Met inachtneming van artikel 38 van het reglement van orde leg ik de volgende vragen aan het college voor:

  1. Is het college met mij van mening dat windmolenparken op zee een goede ontwikkeling zijn, maar dat zij vanaf de kust (strand, boulevard, duintoppen) niet zichtbaar moeten zijn? Zo nee, waarom niet?
  2. Het zicht op zee wordt bepaald door verschillende factoren. De breking van het zonlicht maakt dat de ondergaande zon hoger lijkt te staan dan in werkelijkheid het geval is. De wet van Snellius veroorzaakt een kromming van het licht waardoor de zon na feitelijke ondergang nog steeds te zien is.
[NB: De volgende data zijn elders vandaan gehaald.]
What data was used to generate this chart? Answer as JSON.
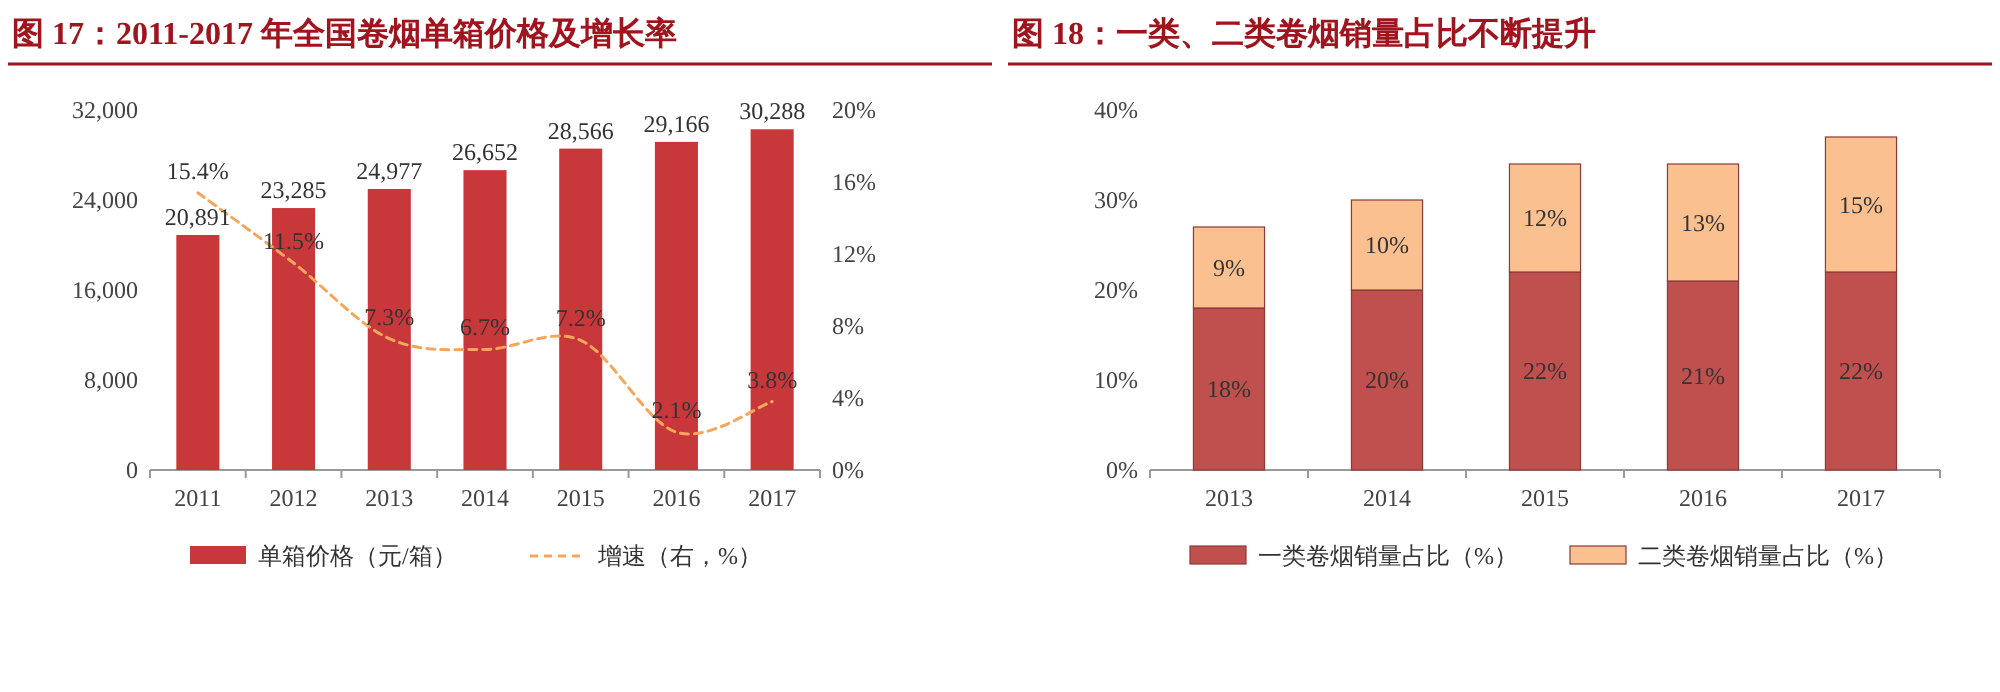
{
  "chart_data": [
    {
      "type": "bar",
      "title": "图 17：2011-2017 年全国卷烟单箱价格及增长率",
      "categories": [
        "2011",
        "2012",
        "2013",
        "2014",
        "2015",
        "2016",
        "2017"
      ],
      "series": [
        {
          "name": "单箱价格（元/箱）",
          "color": "#c8383b",
          "values": [
            20891,
            23285,
            24977,
            26652,
            28566,
            29166,
            30288
          ],
          "value_labels": [
            "20,891",
            "23,285",
            "24,977",
            "26,652",
            "28,566",
            "29,166",
            "30,288"
          ]
        },
        {
          "name": "增速（右，%）",
          "type": "line",
          "axis": "y2",
          "line_style": "dashed",
          "color": "#f5a65b",
          "values": [
            15.4,
            11.5,
            7.3,
            6.7,
            7.2,
            2.1,
            3.8
          ],
          "value_labels": [
            "15.4%",
            "11.5%",
            "7.3%",
            "6.7%",
            "7.2%",
            "2.1%",
            "3.8%"
          ]
        }
      ],
      "ylim": [
        0,
        32000
      ],
      "yticks": [
        0,
        {
          "value": 8000,
          "label": "8,000"
        },
        {
          "value": 16000,
          "label": "16,000"
        },
        {
          "value": 24000,
          "label": "24,000"
        },
        {
          "value": 32000,
          "label": "32,000"
        }
      ],
      "y2lim": [
        0,
        20
      ],
      "y2ticks": [
        {
          "value": 0,
          "label": "0%"
        },
        {
          "value": 4,
          "label": "4%"
        },
        {
          "value": 8,
          "label": "8%"
        },
        {
          "value": 12,
          "label": "12%"
        },
        {
          "value": 16,
          "label": "16%"
        },
        {
          "value": 20,
          "label": "20%"
        }
      ],
      "legend": "bottom",
      "grid": false
    },
    {
      "type": "bar",
      "stacked": true,
      "title": "图 18：一类、二类卷烟销量占比不断提升",
      "categories": [
        "2013",
        "2014",
        "2015",
        "2016",
        "2017"
      ],
      "series": [
        {
          "name": "一类卷烟销量占比（%）",
          "color": "#c0504d",
          "values": [
            18,
            20,
            22,
            21,
            22
          ],
          "value_labels": [
            "18%",
            "20%",
            "22%",
            "21%",
            "22%"
          ]
        },
        {
          "name": "二类卷烟销量占比（%）",
          "color": "#fac090",
          "values": [
            9,
            10,
            12,
            13,
            15
          ],
          "value_labels": [
            "9%",
            "10%",
            "12%",
            "13%",
            "15%"
          ]
        }
      ],
      "ylim": [
        0,
        40
      ],
      "yticks": [
        {
          "value": 0,
          "label": "0%"
        },
        {
          "value": 10,
          "label": "10%"
        },
        {
          "value": 20,
          "label": "20%"
        },
        {
          "value": 30,
          "label": "30%"
        },
        {
          "value": 40,
          "label": "40%"
        }
      ],
      "legend": "bottom",
      "grid": false
    }
  ]
}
Een onderbreking van dat licht ‘achter’ de horizon kan dus nog steeds effect hebben op het zicht op de ondergaande zon. Houdt het college rekening met dit effect bij de berekening van de gevolgen?
  3. De hoogte ten opzichte van het zeeniveau waarvandaan naar de horizon gekeken wordt is een andere factor. Vanaf welke hoogte vindt het college het acceptabel dat er bij optimale omstandigheden zicht is op (een deel van) de windmolens?
  4. Op welke afstand van de kust zouden de windmolens moeten staan, wanneer uitgesloten wordt dat de windmolens zichtbaar zijn vanuit de kust (strand, boulevard, duintoppen)?
  5. Op welke afstand van de kust zouden de windmolens moeten staan, wanneer uitgesloten wordt dat de windmolens zichtbaar zijn vanuit de kust op de door het college acceptabel geachte hoogte?
  6. Kan het college aangeven welke inspanningen geleverd zijn en welke inspanningen het college gaat leveren om windmolenparken op zee zo te situeren dat zij vanuit de kust (strand, boulevard, duinen) niet zichtbaar zijn?